Thaddeus leaned on his crutches, moving forward carefully, as Pat and his father preceded him out into the hallway. At the door, he stopped and turned around, taking a long look at the parlor. Adelaide was on her knees with her grandchildren, patiently working with them to pick up trash. Adam and Dan had the cart and tray almost fully loaded, ready to go back to the kitchen, where Kathleen was sure to put them to work. Outside, fat snowflakes continued to fall. Shrubs and the branches of trees hung low with the heavy snow. If someone had asked him to put together his idea of a perfect Christmas morning, this was how it would look. Unnoticed, he pivoted again and went back upstairs. A short nap was what he needed now. Maybe he'd worried too much about this celebration with Pat's family and with strangers. Although there'd been a little bit of tension, things seemed to be calming down.

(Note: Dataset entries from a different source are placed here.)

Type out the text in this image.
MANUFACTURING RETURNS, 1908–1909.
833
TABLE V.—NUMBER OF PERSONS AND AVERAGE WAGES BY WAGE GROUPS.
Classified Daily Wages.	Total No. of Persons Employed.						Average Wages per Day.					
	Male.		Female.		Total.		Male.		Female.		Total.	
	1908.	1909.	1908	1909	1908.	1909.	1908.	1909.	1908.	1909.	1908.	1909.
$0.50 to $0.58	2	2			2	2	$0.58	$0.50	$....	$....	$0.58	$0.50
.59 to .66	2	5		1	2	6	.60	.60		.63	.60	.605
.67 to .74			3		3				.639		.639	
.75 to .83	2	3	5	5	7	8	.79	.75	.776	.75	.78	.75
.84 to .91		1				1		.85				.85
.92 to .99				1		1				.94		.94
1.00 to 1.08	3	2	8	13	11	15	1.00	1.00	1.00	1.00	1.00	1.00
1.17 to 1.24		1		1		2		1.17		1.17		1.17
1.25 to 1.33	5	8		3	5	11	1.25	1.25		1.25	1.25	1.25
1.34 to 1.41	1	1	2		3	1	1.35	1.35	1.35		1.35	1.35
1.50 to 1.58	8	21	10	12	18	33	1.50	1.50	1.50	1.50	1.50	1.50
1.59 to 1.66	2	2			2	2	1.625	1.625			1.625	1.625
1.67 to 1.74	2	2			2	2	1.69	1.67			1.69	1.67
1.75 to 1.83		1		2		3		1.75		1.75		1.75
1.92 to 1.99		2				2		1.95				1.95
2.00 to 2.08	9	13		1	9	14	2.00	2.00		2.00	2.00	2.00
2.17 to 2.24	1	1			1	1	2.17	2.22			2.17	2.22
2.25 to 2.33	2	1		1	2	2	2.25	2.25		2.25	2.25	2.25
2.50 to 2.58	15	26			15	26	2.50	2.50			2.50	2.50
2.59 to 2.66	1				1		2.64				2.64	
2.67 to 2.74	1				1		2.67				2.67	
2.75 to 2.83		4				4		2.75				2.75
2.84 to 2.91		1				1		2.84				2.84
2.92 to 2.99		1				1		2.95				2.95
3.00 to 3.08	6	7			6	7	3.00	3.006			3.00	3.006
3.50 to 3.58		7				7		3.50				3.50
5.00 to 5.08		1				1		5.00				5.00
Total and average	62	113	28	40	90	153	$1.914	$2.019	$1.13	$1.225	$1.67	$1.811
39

Then he remembered – Reverend Spencer would be coming tomorrow. The fear of revealing his past rose again in his chest, making his traitorous heart pound. Memories of that whole episode with Briggs crowded into his head. He really didn't want to revisit that, but it looked like that would happen anyway. Nothing he could do about it but face up to it. He figured it couldn't be any worse than standing in that dusty street, gun hand poised, face to face with that killer Briggs, wondering which of them would lay bleeding on the ground in the next minute. Back then, he'd had Heyes close by, where he always was, supporting him, watching his back, no matter what boneheaded move Kid Curry was making. He could always count on Heyes to be there, until the time he wasn't there, and would never be again.
Well. That's how life was. You got to face things yourself, even – especially – the things you wish you could avoid. Best thing to do was to take things as they came, same as he'd always done. As he sat down heavily on his bed, carelessly dropping the crutches to the floor, he remembered something else from that time. Him and Heyes and Spencer, at that table in the saloon, and Heyes talking about how he was a people's philosopher, whatever the hell that was. Maybe Heyes was right after all. One day at a time, one thing at a time. That's how life was. He'd deal with Spencer when he came. Meantime, a quick nap. He was asleep almost as soon as his head hit the pillow.